At 324 metres high, meanwhile, it also remains the tallest structure in the city, visible from across the capital and lit up by sparkling lights for five minutes on the hour after dark. Nicknamed the Iron Lady, it has become an icon of the city and a symbol of the nation. Was the assembly of militant artists right to be so fearful of Gustave Eiffel’s monumental 10,000-ton tower?
Today, the wrought iron lattice erupts from the sea of Baron Haussmann’s elegant, unified buildings (no higher than five storeys) and pierces up above the Paris skyline. Tourists (over seven million every year) come for several reasons, drawn variously to the stunning views from the tower’s summit or the mesmerising sight of its 20,000 lightbulbs. Or perhaps they disagree with those quarrelling artists and consider it a phenomenal feat of engineering and a beautiful work of public art.
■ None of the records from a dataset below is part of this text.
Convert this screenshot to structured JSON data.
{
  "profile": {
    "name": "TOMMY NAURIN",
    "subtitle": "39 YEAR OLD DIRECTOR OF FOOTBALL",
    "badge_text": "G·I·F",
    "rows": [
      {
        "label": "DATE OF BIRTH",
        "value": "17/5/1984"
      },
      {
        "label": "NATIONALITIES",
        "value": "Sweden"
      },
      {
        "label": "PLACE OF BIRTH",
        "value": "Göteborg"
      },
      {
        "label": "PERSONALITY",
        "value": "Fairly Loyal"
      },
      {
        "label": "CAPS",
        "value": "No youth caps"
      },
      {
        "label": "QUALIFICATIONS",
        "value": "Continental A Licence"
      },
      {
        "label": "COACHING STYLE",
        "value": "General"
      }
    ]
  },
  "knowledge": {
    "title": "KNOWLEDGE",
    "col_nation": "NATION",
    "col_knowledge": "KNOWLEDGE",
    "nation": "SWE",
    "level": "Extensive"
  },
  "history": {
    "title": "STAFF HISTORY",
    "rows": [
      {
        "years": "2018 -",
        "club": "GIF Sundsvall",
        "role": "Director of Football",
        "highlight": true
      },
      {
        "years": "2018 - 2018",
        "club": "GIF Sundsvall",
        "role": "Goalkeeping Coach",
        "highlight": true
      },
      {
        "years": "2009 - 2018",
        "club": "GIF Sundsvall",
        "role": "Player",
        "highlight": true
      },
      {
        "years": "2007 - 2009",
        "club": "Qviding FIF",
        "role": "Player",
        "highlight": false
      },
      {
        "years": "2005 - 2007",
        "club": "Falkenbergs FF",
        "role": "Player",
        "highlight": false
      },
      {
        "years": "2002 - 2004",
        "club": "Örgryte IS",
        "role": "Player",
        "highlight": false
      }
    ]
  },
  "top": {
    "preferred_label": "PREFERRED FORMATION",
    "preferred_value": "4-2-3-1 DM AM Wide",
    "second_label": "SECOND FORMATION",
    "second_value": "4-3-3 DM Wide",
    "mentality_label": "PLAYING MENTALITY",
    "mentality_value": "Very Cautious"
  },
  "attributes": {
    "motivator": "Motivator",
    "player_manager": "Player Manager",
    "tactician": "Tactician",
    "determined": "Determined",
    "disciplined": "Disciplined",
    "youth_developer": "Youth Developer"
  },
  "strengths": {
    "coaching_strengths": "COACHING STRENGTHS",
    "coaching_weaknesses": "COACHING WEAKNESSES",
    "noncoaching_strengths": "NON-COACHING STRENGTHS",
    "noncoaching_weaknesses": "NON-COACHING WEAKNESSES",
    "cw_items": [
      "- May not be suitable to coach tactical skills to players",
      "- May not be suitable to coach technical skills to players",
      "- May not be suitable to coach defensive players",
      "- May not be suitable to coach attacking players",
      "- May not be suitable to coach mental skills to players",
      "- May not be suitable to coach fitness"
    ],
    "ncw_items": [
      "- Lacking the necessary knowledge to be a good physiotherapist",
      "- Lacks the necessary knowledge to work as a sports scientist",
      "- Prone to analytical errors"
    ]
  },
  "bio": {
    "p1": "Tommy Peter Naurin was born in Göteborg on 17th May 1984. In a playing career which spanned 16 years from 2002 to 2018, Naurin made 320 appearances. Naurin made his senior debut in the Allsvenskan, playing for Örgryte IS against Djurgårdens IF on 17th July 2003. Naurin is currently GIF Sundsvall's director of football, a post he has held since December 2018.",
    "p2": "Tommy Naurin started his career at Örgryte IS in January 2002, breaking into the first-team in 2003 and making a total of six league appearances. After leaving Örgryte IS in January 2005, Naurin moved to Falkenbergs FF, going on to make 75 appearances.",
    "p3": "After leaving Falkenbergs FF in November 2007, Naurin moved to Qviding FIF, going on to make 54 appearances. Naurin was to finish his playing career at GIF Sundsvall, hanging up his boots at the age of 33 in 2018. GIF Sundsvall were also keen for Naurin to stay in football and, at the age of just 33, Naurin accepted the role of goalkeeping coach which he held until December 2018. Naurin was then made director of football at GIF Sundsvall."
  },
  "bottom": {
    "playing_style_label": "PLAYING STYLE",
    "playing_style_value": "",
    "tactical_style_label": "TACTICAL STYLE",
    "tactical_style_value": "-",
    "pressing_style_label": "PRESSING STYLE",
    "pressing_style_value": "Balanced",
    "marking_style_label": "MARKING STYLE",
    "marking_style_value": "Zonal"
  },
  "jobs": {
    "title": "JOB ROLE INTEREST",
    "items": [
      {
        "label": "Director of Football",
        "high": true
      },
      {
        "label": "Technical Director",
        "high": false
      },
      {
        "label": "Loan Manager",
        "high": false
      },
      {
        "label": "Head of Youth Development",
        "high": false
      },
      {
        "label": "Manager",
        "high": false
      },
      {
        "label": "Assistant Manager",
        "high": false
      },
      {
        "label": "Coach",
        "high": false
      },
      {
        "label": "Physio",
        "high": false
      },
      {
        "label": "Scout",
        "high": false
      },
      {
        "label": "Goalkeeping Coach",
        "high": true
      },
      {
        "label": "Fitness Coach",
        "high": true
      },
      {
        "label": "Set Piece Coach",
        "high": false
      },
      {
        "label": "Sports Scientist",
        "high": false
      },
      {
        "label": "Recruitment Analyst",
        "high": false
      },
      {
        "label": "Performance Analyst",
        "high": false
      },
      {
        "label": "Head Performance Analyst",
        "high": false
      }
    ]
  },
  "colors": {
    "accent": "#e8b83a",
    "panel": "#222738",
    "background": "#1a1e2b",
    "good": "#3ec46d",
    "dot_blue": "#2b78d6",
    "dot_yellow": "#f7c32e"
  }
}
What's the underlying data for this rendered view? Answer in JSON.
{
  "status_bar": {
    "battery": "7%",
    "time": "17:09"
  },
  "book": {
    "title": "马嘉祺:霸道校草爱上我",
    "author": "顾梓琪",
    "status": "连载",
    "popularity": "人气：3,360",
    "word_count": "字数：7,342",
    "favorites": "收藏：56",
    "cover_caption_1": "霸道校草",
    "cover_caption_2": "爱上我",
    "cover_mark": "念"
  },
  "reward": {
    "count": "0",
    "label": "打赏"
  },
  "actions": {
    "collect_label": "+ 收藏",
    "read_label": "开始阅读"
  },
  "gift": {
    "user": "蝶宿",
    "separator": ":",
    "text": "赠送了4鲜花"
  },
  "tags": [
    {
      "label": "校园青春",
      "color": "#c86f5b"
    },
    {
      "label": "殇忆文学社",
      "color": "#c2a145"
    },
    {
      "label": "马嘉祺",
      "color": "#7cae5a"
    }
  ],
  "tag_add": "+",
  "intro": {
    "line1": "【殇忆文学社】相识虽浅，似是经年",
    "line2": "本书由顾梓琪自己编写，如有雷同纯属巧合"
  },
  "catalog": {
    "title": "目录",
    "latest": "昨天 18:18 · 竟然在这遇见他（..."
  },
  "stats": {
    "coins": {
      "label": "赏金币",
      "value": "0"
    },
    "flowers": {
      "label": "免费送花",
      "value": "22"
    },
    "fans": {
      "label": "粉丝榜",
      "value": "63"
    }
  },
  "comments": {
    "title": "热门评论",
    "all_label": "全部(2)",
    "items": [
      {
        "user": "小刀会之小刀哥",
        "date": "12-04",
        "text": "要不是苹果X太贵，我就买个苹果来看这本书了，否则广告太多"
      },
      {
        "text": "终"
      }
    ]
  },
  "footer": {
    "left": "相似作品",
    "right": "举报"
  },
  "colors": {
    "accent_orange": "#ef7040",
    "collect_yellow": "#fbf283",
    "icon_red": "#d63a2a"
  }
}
Although he was creating the tallest man-made structure in the world (until the Chrysler Building in New York decades later), Gustave Eiffel was determined to construct more than a trifling toy. First, he had to prove wrong those who doubted the possibility of a 300-metre-high construction. A businessman and engineer with several bridges and railways to his name, Eiffel knew his greatest challenge would be the wind. He relied on the engineers Maurice Koechlin and Émile Nouguier and the architect Stephen Sauvestre to design tapering trusswork of 18,000 metal pieces so that the wind would not push directly against the structure, and the wind’s force would be uniformly distributed. For Eiffel, this was soaring exponential harmony and with it there was beauty: not only in artistry, but also in scientific calculation.
The only embellishments are located beneath the first balcony. The names, inscribed in capital letters 60 centimetres high, commemorate 72 French post-Revolution scientists, engineers, and mathematicians whose work contributed to the tower’s completion. Sophie Germain, whose pioneering work on elasticity theory proved invaluable to Eiffel, is conspicuously absent. Obtaining a permit only for 20 years, Eiffel was desperate to prove his construction’s utility. ‘Besides its soul-inspiring aspects’, he argued, ‘the tower will have varied applications for our defence, as well as in the domain of science’. In 1909, it was saved by its role in radiotelegraphy. A year later, radiant energy was measured at its bottom and top. Two years after that, the Austrian tailor Franz Reichelt ascended to the first floor to demonstrate his wearable parachute, but in the February winds it failed to inflate and he plummeted to his death. Not all designs are made equal.